Via Crociferi era conosciuta col nome di via Sacra per l’elevata concentrazione di edifici sacri pagani, oggi è uno dei simboli del barocco siciliano.

La via è un susseguirsi di chiese, quasi sempre connesse a monasteri di ordini differenti, ricostruite dopo il terremoto del 1693 in stile barocco di Val di Noto, patrimonio UNESCO dal 2003.

Secondo la tradizione, il nome della via deriverebbe dalla presenza della chiesa di San Camillo dei padri Crociferi in fondo alla strada.

Arrivando da piazza San Francesco d’Assisi, la via è inaugurata dall’ arco del monastero di San Benedetto, convento di clausura ancora attivo.

L’arco venne realizzato nel 1704, per unire quelle che oggi sono la badia grande e piccola del monastero ma che al tempo appartenevano a due ordini diversi: San Benedetto e Santa Maddalena.

Proprio sotto l’arco è ambientata una delle leggende più note di Catania, quella del cavallo senza testa.

Si tratta di una voce fatta circolare nel XVIII secolo dai notabili del posto, che erano soliti incontrarsi di notte per le proprie tresche clandestine e che non volevano che il popolo li spiasse.

Proseguendo sulla sinistra si trova la splendida facciata barocca della chiesa di San Benedetto, il cui interno è stato affrescato dal messinese Tuccari fra il 1726 ed il 1729. Seguente è la chiesa di San

Francesco Borgia, un tempo di proprietà dell’ordine gesuita oggi del Comune.

L’accesso è da uno scalone a doppia rampa che immette alla navata principale della chiesa, oggi museo.

Collegato è l’ex Collegio dei Gesuiti, già sede dell’Istituto d’arte, ora in restauro per consentirne nuovamente la fruizione.

L’edificio era fra i più belli dell’ordine gesuitico in Sicilia, grazie all’intervento, durante la ricostruzione, delle migliori maestranze del tempo quali Battaglia o Di Benedetto.
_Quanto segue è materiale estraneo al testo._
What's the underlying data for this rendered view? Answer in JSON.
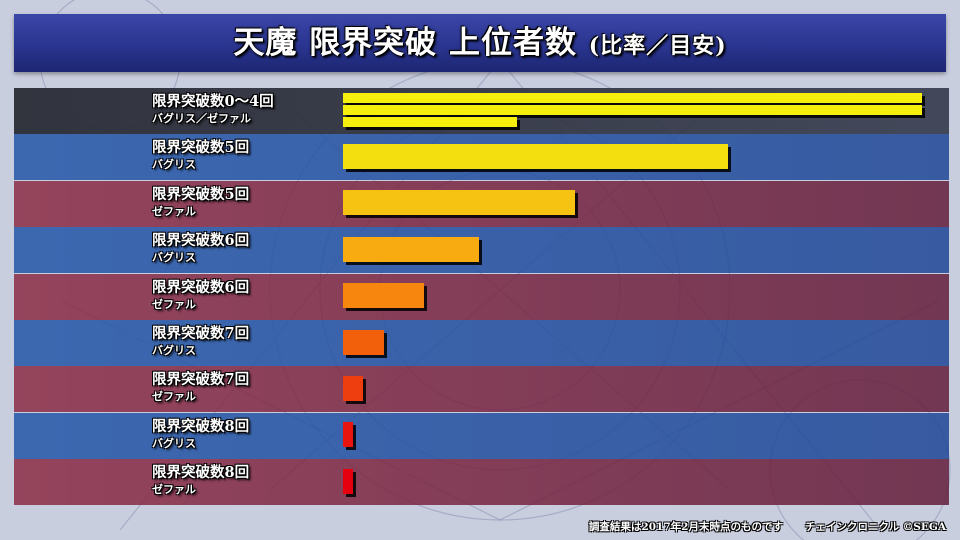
{
  "title": {
    "main": "天魔 限界突破 上位者数",
    "sub": "(比率／目安)"
  },
  "chart_data": {
    "type": "bar",
    "orientation": "horizontal",
    "value_unit": "relative ratio (longest bar = 100)",
    "categories": [
      {
        "label": "限界突破数0～4回",
        "sub": "バグリス／ゼファル",
        "values": [
          100,
          100,
          30
        ],
        "colors": [
          "#f6ee0c",
          "#f6ee0c",
          "#f6ee0c"
        ]
      },
      {
        "label": "限界突破数5回",
        "sub": "バグリス",
        "values": [
          66.5
        ],
        "colors": [
          "#f3df10"
        ]
      },
      {
        "label": "限界突破数5回",
        "sub": "ゼファル",
        "values": [
          40
        ],
        "colors": [
          "#f7c313"
        ]
      },
      {
        "label": "限界突破数6回",
        "sub": "バグリス",
        "values": [
          23.5
        ],
        "colors": [
          "#f8ab10"
        ]
      },
      {
        "label": "限界突破数6回",
        "sub": "ゼファル",
        "values": [
          14
        ],
        "colors": [
          "#f6860e"
        ]
      },
      {
        "label": "限界突破数7回",
        "sub": "バグリス",
        "values": [
          7
        ],
        "colors": [
          "#f2600c"
        ]
      },
      {
        "label": "限界突破数7回",
        "sub": "ゼファル",
        "values": [
          3.5
        ],
        "colors": [
          "#ee3d0e"
        ]
      },
      {
        "label": "限界突破数8回",
        "sub": "バグリス",
        "values": [
          1.8
        ],
        "colors": [
          "#e8140e"
        ]
      },
      {
        "label": "限界突破数8回",
        "sub": "ゼファル",
        "values": [
          1.8
        ],
        "colors": [
          "#e6000f"
        ]
      }
    ],
    "xlim": [
      0,
      100
    ],
    "grid": false,
    "legend": "none"
  },
  "footer": {
    "note": "調査結果は2017年2月末時点のものです",
    "credit": "チェインクロニクル ©SEGA"
  },
  "colors": {
    "title_bar": "#2a3590",
    "band_dark": "#282a36",
    "band_blue": "#285aaa",
    "band_red": "#8c2d46",
    "background": "#c9cede"
  }
}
Meritevole di mensione il chiostro con portici colonnati.
L’ultima chiesa del tratto stradale è dedicata a San Giuliano ed un tempo legata all’omonimo monastero di clausura.
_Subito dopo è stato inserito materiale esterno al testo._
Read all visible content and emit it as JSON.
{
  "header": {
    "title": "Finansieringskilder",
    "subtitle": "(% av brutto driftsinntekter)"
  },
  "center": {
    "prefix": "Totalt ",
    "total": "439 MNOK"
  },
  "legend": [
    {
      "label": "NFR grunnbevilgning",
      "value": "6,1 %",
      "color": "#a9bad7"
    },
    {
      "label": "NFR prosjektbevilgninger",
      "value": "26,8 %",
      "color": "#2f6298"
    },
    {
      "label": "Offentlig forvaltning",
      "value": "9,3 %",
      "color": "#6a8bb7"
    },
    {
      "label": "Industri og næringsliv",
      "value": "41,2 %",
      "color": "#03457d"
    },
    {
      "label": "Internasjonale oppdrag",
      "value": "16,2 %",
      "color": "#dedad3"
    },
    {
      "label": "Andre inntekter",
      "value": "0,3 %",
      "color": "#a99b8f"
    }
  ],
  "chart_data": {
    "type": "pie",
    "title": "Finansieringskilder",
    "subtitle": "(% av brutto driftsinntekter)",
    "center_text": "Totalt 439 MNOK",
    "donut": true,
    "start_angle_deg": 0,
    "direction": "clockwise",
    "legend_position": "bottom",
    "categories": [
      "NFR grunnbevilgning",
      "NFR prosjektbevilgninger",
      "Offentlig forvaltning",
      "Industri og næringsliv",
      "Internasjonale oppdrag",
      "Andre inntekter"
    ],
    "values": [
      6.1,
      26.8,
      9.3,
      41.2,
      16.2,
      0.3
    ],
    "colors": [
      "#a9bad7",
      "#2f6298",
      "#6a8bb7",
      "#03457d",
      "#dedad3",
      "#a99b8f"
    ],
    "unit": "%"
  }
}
Il disegno della chiesa è attribuito all’architetto Vaccarini e si caratterizza per la facciata convessa e le linee semplici, che ricordano il barocco romano, nel quale l’architetto si era formato.
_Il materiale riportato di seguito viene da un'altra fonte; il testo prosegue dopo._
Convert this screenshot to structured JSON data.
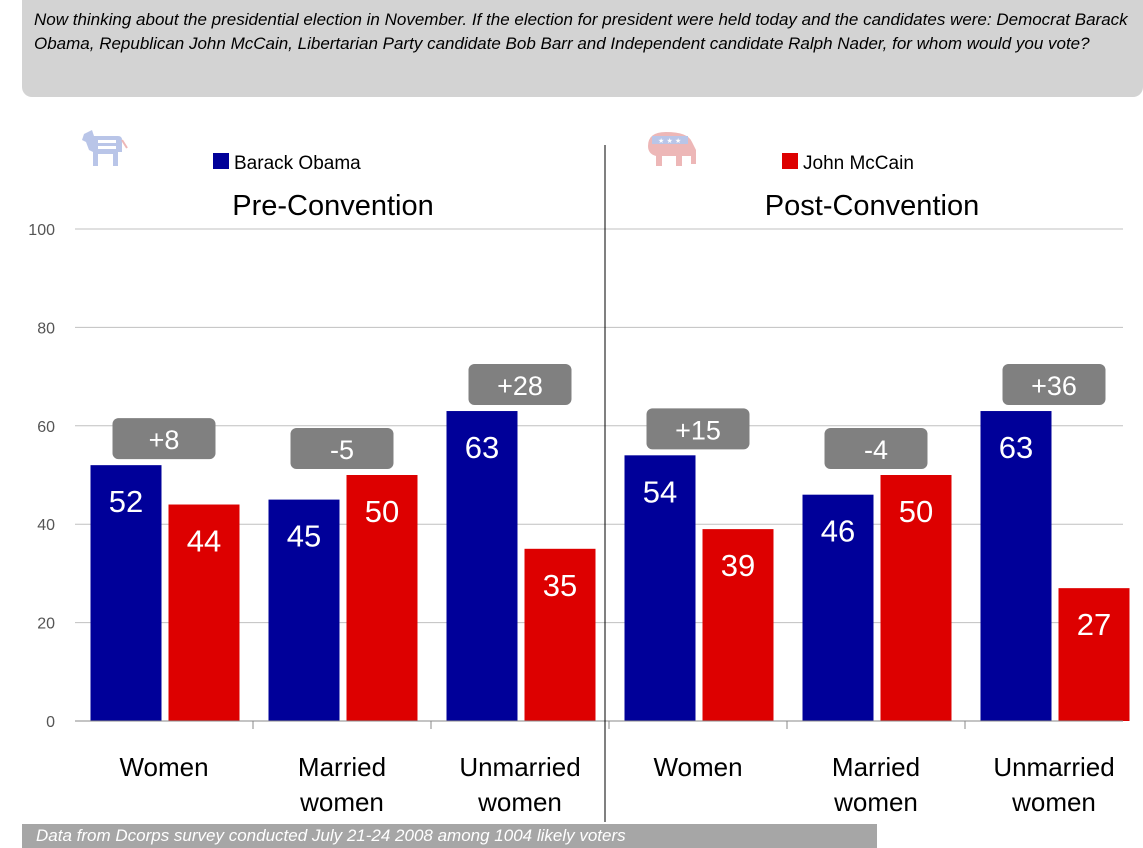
{
  "question": "Now thinking about the presidential election in November. If the election for president were held today and the candidates were: Democrat Barack Obama, Republican John McCain, Libertarian Party candidate Bob Barr and Independent candidate Ralph Nader, for whom would you vote?",
  "footer": "Data from Dcorps survey conducted July 21-24 2008  among 1004 likely voters",
  "colors": {
    "obama": "#000099",
    "mccain": "#dd0000",
    "margin_box": "#808080",
    "grid": "#c0c0c0"
  },
  "icons": {
    "left": "democratic-donkey-icon",
    "right": "republican-elephant-icon"
  },
  "chart_data": {
    "type": "bar",
    "ylim": [
      0,
      100
    ],
    "yticks": [
      0,
      20,
      40,
      60,
      80,
      100
    ],
    "grid": true,
    "legend": [
      {
        "name": "Barack Obama",
        "color": "#000099"
      },
      {
        "name": "John McCain",
        "color": "#dd0000"
      }
    ],
    "panels": [
      {
        "title": "Pre-Convention",
        "categories": [
          [
            "Women"
          ],
          [
            "Married",
            "women"
          ],
          [
            "Unmarried",
            "women"
          ]
        ],
        "series": [
          {
            "name": "Barack Obama",
            "values": [
              52,
              45,
              63
            ]
          },
          {
            "name": "John McCain",
            "values": [
              44,
              50,
              35
            ]
          }
        ],
        "margins": [
          "+8",
          "-5",
          "+28"
        ]
      },
      {
        "title": "Post-Convention",
        "categories": [
          [
            "Women"
          ],
          [
            "Married",
            "women"
          ],
          [
            "Unmarried",
            "women"
          ]
        ],
        "series": [
          {
            "name": "Barack Obama",
            "values": [
              54,
              46,
              63
            ]
          },
          {
            "name": "John McCain",
            "values": [
              39,
              50,
              27
            ]
          }
        ],
        "margins": [
          "+15",
          "-4",
          "+36"
        ]
      }
    ]
  }
}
L’interno è a croce greca con pianta ad ottagono allungato.

Chiude la via, oltre l’incrocio, la chiesa di San Camillo ai Crociferi, caratterizzata dall’ampia scalinata di ingresso.

L’interno è ovale a navata unica, alle pareti sono presenti cinque nicchie con altari in marmo di epoca seguente alla costruzione della chiesa.